Some of the contributing factors, the company believes, could have be an old peanut roaster that wasn’t uniformly heating raw peanuts, and a storm-damaged sugar silo and a leaky roof that let moisture into the plant.
It also acknowledged that it had been unaware that some employees didn’t know how to properly conduct contamination tests and failed to detect salmonella in some samples, according to federal prosecutors.
The 2004 product was destroyed prior to shipment and no further adulterations were found until 2007.
A bitter pill
The discovery prompted the company to voluntarily recall all of its peanut butter products and production was stopped for almost six months while the plant was upgraded.
“ConAgra Foods took full responsibility in 2007, taking immediate steps to determine the potential causes of and solutions for the problem and acting quickly and definitively to inform and protect consumers,” Al Bolles, former chief technical and operations officer for ConAgra Foods, said in a statement at the time.
This case has provided new insight into the essential components of making safe peanut butter, but it’s been an expensive lesson.
ConAgra Grocery Products Co. will pay a criminal fine of $8m and agree to forfeit $3.2 million in pleading guilty – the largest fine ever in a food safety case.
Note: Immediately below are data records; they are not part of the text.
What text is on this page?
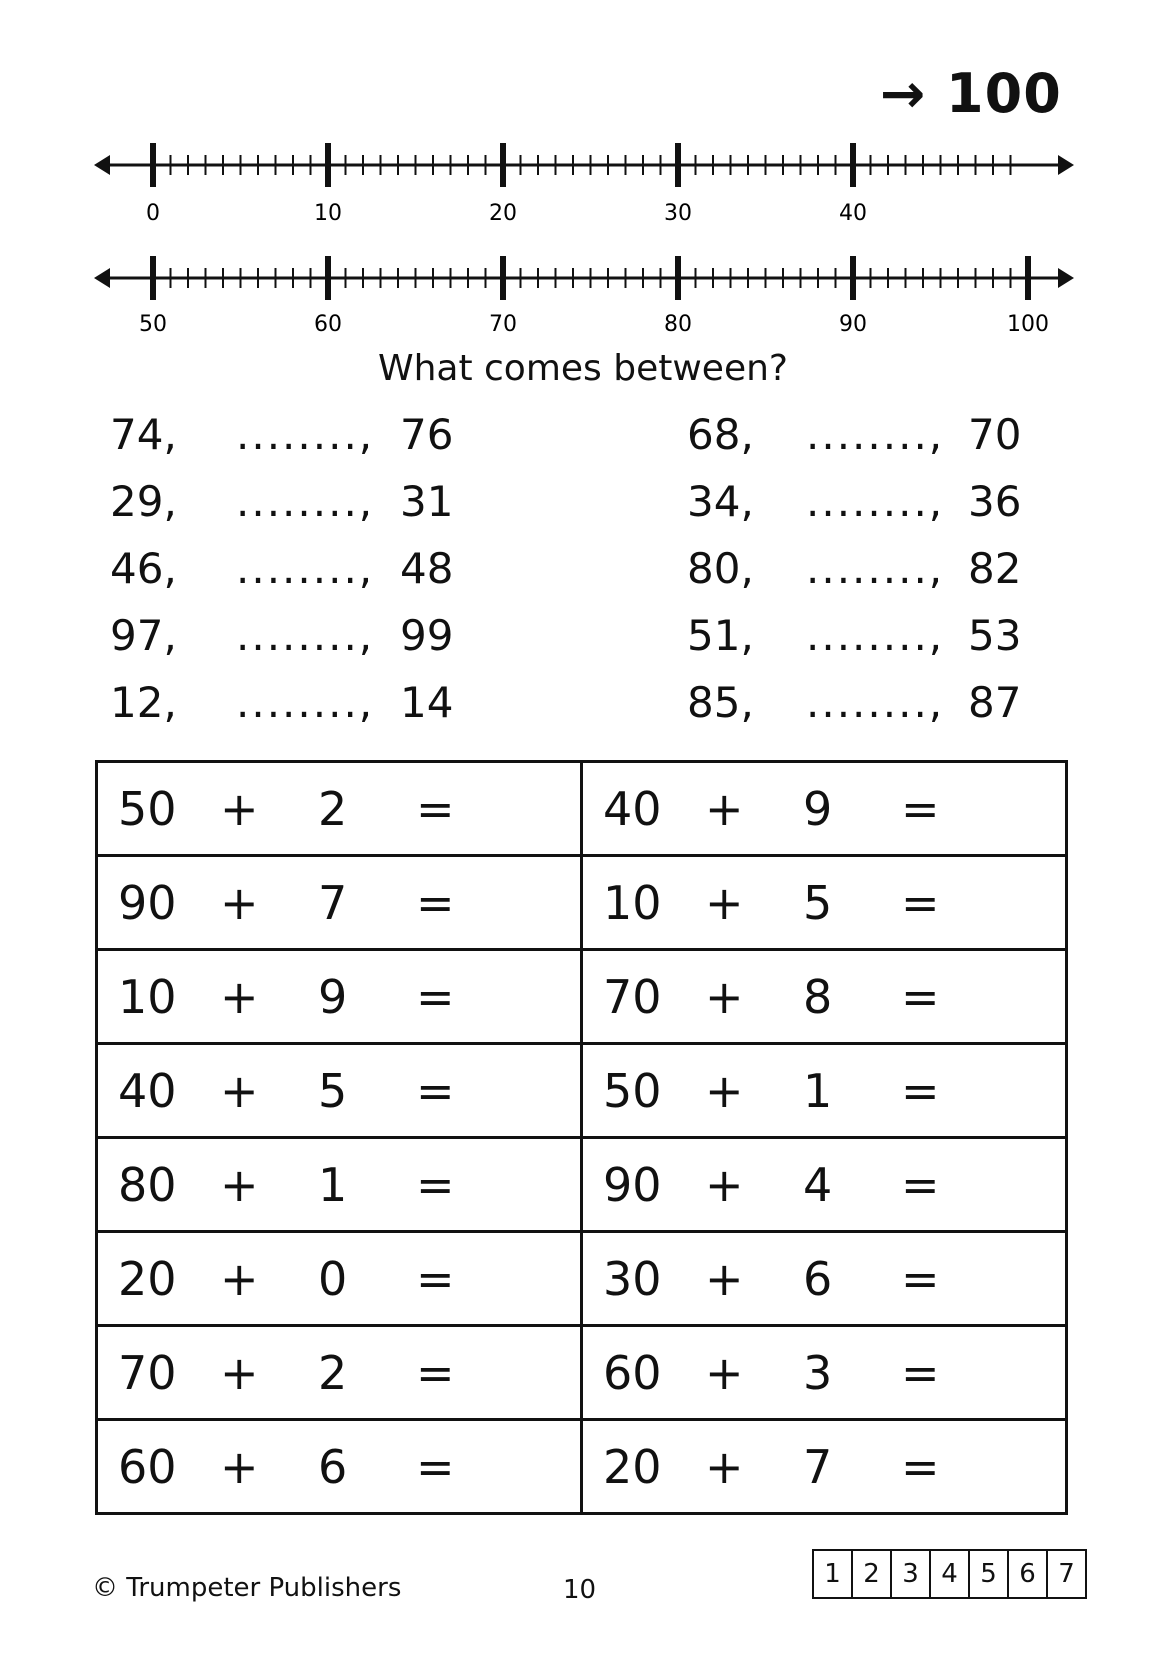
→ 100
0	10	20	30	40
50	60	70	80	90	100
What comes between?
74, ........, 76	68, ........, 70
29, ........, 31	34, ........, 36
46, ........, 48	80, ........, 82
97, ........, 99	51, ........, 53
12, ........, 14	85, ........, 87
50 + 2 =	40 + 9 =

90 + 7 =	10 + 5 =

10 + 9 =	70 + 8 =

40 + 5 =	50 + 1 =

80 + 1 =	90 + 4 =

20 + 0 =	30 + 6 =

70 + 2 =	60 + 3 =

60 + 6 =	20 + 7 =
© Trumpeter Publishers	10
1	2	3	4	5	6	7
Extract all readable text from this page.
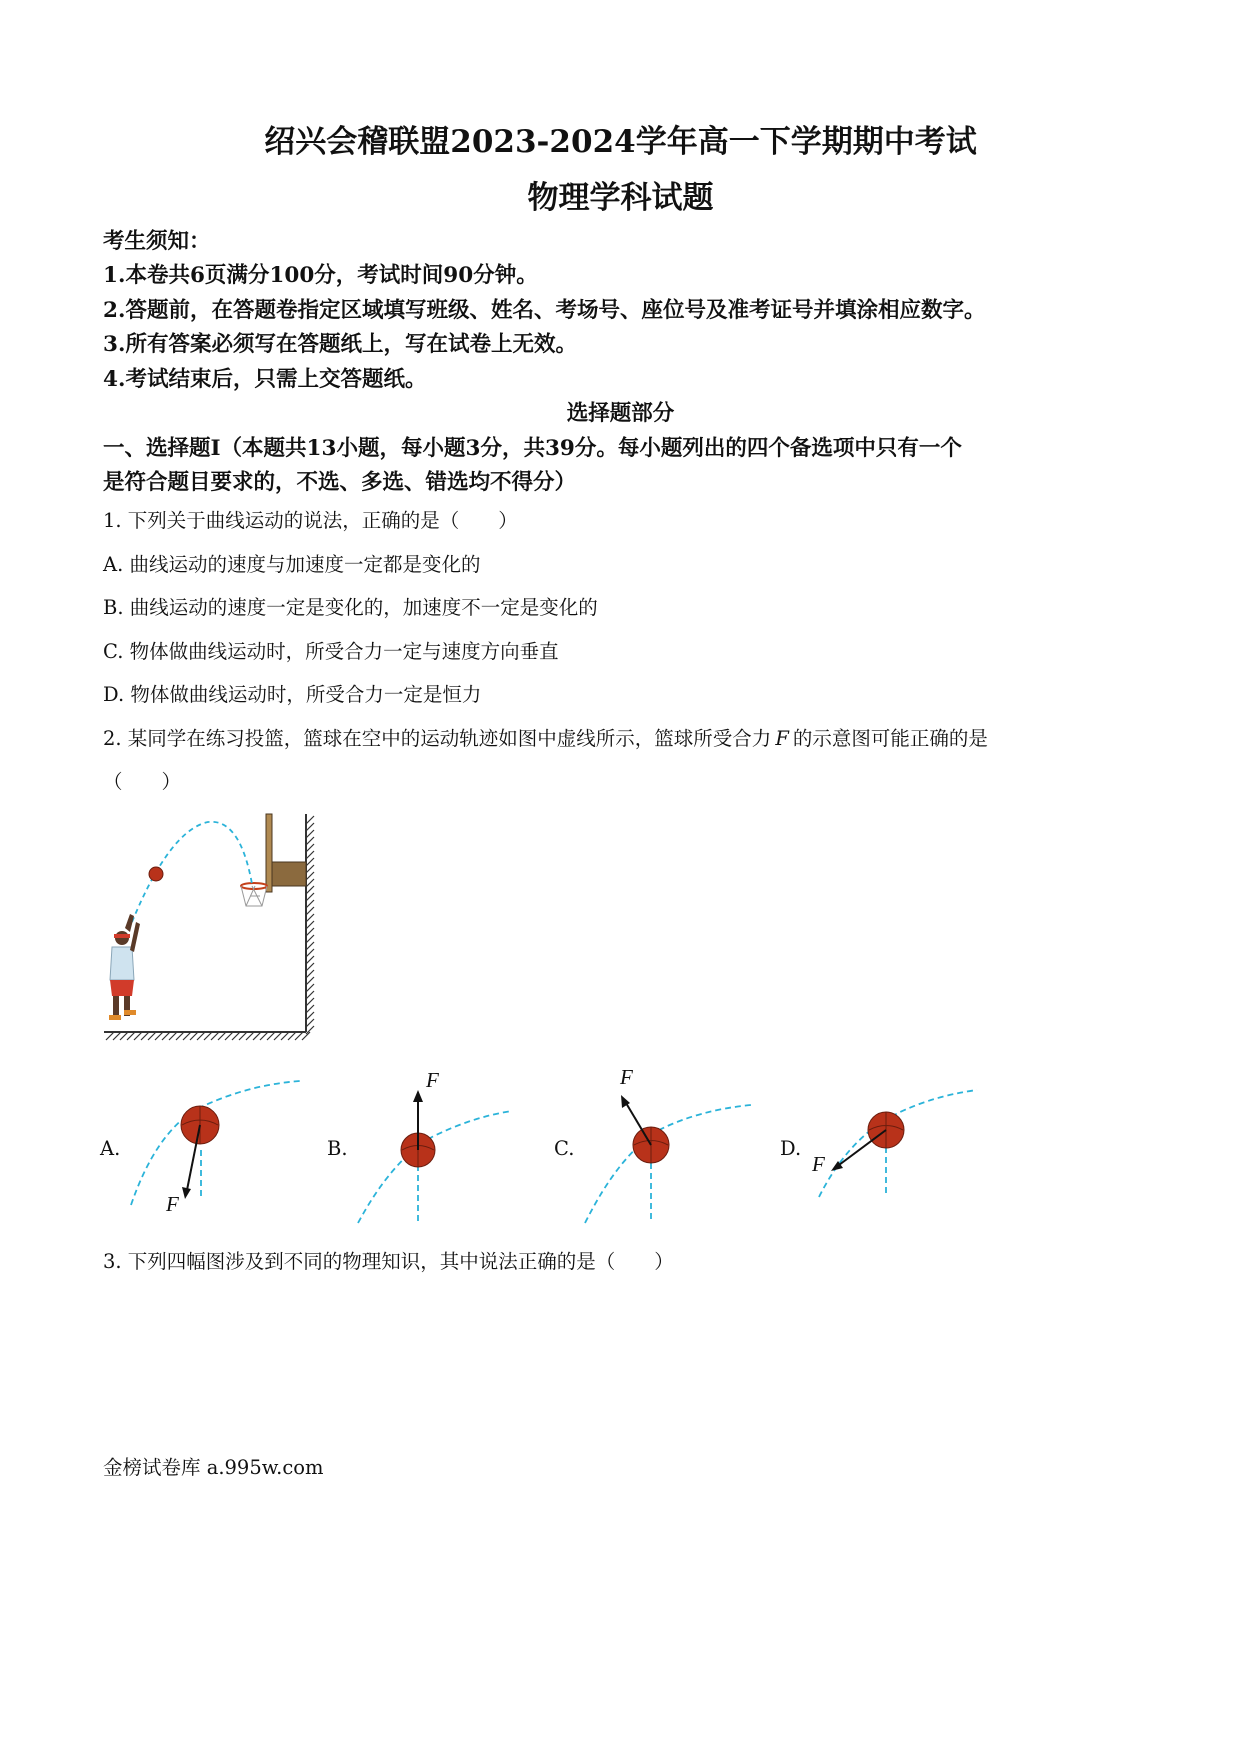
绍兴会稽联盟2023-2024学年高一下学期期中考试
物理学科试题
考生须知：
1.本卷共6页满分100分，考试时间90分钟。
2.答题前，在答题卷指定区域填写班级、姓名、考场号、座位号及准考证号并填涂相应数字。
3.所有答案必须写在答题纸上，写在试卷上无效。
4.考试结束后，只需上交答题纸。
选择题部分
一、选择题Ⅰ（本题共13小题，每小题3分，共39分。每小题列出的四个备选项中只有一个
是符合题目要求的，不选、多选、错选均不得分）
1. 下列关于曲线运动的说法，正确的是（　　）
A. 曲线运动的速度与加速度一定都是变化的
B. 曲线运动的速度一定是变化的，加速度不一定是变化的
C. 物体做曲线运动时，所受合力一定与速度方向垂直
D. 物体做曲线运动时，所受合力一定是恒力
2. 某同学在练习投篮，篮球在空中的运动轨迹如图中虚线所示，篮球所受合力 F 的示意图可能正确的是
（　　）
A.	B.	C.	D.
F
F	F
F
3. 下列四幅图涉及到不同的物理知识，其中说法正确的是（　　）
金榜试卷库 a.995w.com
More than $275 was invested in quality assurance infrastructure upgrades and the company no doubt felt the impact of the loss of sales while the facility was overhauled.
It also reimbursed and compensated impacted consumers and customers.
“This case demonstrates companies – both large and small – must be vigilant about food safety,” the DOJ’s principal deputy assistant attorney general Benjamin C. Mize said in a statement.
“We rely every day on food processors and handlers to meet the high standards required to keep our food free of harmful contamination.”